His claim that he thought the July 1 hunt was legal seems contradicted by the fact that a GPS collar placed on Cecil to track his movements around the preserve was conspicuously missing when the body was found.
That the collar ultimately failed to protect the 13-year-old Cecil has led to a quest for new methods to keep watch over endangered animals. Protect RAPID (Real-time Anti-Poaching Intelligence Device) is set to be road-tested on black rhinos in South Africa.
The Irish Examiner writes that the system features “a video camera, GPS and a 24-hour heart-rate monitor that triggers an alarm the moment a rhino is shot” and that “poachers caught in the trap will have no time to escape as park rangers are helicoptered to the scene of the crime within minutes.”
The rhinos will still wear tracking collars, but the cameras will be implanted in the horns that poachers so prize — and will be nearly impossible to remove or disable on the fly. In contrast, Cecil’s collar merely sent coordinates that uplinked to a satellite hourly. Protect RAPID would have alerted park rangers the moment he left the preserve.
Nepal has been painstakingly rebuilding its Bengal tiger population. Its goal is to have at least 250 by 2022. As of 2013, it had 198, an impressive jump from 121 in 2009. But while their anti-poaching efforts have been lauded, officials have still sought help from the experts at India’s Jim Corbett National Park, a haven for the endangered Bengal tiger.

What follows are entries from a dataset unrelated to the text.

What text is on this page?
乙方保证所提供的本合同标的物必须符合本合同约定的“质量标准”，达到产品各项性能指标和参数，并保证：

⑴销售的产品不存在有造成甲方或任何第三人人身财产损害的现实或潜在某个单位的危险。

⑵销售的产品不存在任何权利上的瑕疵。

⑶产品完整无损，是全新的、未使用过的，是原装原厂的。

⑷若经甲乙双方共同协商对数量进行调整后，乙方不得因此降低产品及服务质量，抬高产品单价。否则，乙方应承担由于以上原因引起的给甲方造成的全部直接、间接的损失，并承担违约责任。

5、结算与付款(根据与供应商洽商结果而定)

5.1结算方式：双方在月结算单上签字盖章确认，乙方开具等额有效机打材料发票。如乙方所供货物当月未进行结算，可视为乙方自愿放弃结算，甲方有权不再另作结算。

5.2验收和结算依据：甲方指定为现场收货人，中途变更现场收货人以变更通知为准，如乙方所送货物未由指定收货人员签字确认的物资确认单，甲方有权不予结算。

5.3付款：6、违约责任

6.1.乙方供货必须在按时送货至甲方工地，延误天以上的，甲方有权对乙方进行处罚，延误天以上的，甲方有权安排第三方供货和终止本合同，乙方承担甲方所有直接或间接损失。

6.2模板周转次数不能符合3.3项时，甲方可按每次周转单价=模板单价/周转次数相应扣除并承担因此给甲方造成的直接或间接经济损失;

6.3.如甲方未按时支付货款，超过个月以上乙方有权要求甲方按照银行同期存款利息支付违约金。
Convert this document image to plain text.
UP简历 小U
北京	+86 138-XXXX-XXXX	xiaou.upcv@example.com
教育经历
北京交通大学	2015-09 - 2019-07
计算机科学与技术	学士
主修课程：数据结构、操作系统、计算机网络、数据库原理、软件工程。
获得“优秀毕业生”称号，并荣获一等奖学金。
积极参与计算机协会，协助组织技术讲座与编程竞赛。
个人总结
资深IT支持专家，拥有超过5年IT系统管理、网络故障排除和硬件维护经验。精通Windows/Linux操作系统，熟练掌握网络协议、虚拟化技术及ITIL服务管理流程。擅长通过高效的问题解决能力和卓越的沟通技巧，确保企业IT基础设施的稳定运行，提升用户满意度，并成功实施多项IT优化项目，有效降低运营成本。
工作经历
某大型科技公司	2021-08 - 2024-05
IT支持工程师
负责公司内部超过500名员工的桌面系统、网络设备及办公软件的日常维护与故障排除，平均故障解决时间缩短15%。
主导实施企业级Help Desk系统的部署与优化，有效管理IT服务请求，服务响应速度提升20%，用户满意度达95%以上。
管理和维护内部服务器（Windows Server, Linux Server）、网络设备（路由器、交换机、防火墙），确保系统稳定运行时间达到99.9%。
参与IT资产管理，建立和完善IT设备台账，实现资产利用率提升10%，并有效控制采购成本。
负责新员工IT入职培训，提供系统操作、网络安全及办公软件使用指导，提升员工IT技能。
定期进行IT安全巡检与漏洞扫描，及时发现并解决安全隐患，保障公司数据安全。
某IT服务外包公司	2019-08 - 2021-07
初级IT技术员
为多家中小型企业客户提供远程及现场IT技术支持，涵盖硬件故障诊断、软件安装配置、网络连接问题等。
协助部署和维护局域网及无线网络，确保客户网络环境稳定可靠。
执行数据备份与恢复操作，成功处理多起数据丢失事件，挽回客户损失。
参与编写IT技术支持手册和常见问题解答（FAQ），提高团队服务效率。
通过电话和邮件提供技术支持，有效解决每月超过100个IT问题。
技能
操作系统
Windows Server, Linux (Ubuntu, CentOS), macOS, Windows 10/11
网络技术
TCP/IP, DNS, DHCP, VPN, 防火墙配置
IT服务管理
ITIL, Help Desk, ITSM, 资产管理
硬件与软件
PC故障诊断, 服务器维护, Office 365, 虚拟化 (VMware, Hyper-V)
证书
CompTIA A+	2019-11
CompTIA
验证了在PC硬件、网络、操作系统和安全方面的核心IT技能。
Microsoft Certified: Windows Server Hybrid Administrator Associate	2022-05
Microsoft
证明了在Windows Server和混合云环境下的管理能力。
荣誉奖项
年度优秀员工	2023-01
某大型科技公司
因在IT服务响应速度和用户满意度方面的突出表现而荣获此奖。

The Nepalese are weighing whether to adopt Corbett’s sophisticated system of cameras connected wirelessly via a series of nine towers. Reserve Director Samir Sinha told ZeeNews India that the setup essentially acts as a “live telecast” and that any human intervention is immediately noted and acted upon. Since its inception, he said, there have been “no mishaps” pertaining to the park’s protected population.
As for a more targeted anti-poaching method, some protected areas are calling in the drones. South Africa has instituted the Air Shepherd Initiative, a two-pronged approach aimed at eliminating once and for all the illegal killing of rhinos and elephants. The system, writes Public Radio International, “uses military-style computer analytics to identify poaching hot spots and then sends silent drones equipped with night vision to track down poachers.”
It seems to be working, as PRI adds: “For the six months that drones were tested in areas of South Africa that had previously lost 12 to 19 rhinos a month, not a single rhino was killed. Similarly, when park rangers tested the predictive analytics in a private game reserve, they captured 24 poachers and no rhinos were killed.”
If nothing else, Cecil’s death exposed the fact that anti-poaching measures reliant on technology must change as new tactics, tools and techniques become available. For the moment, however, officials are keeping an eye on the remaining members of Cecil’s pride in hope of preventing another tragedy on their watch.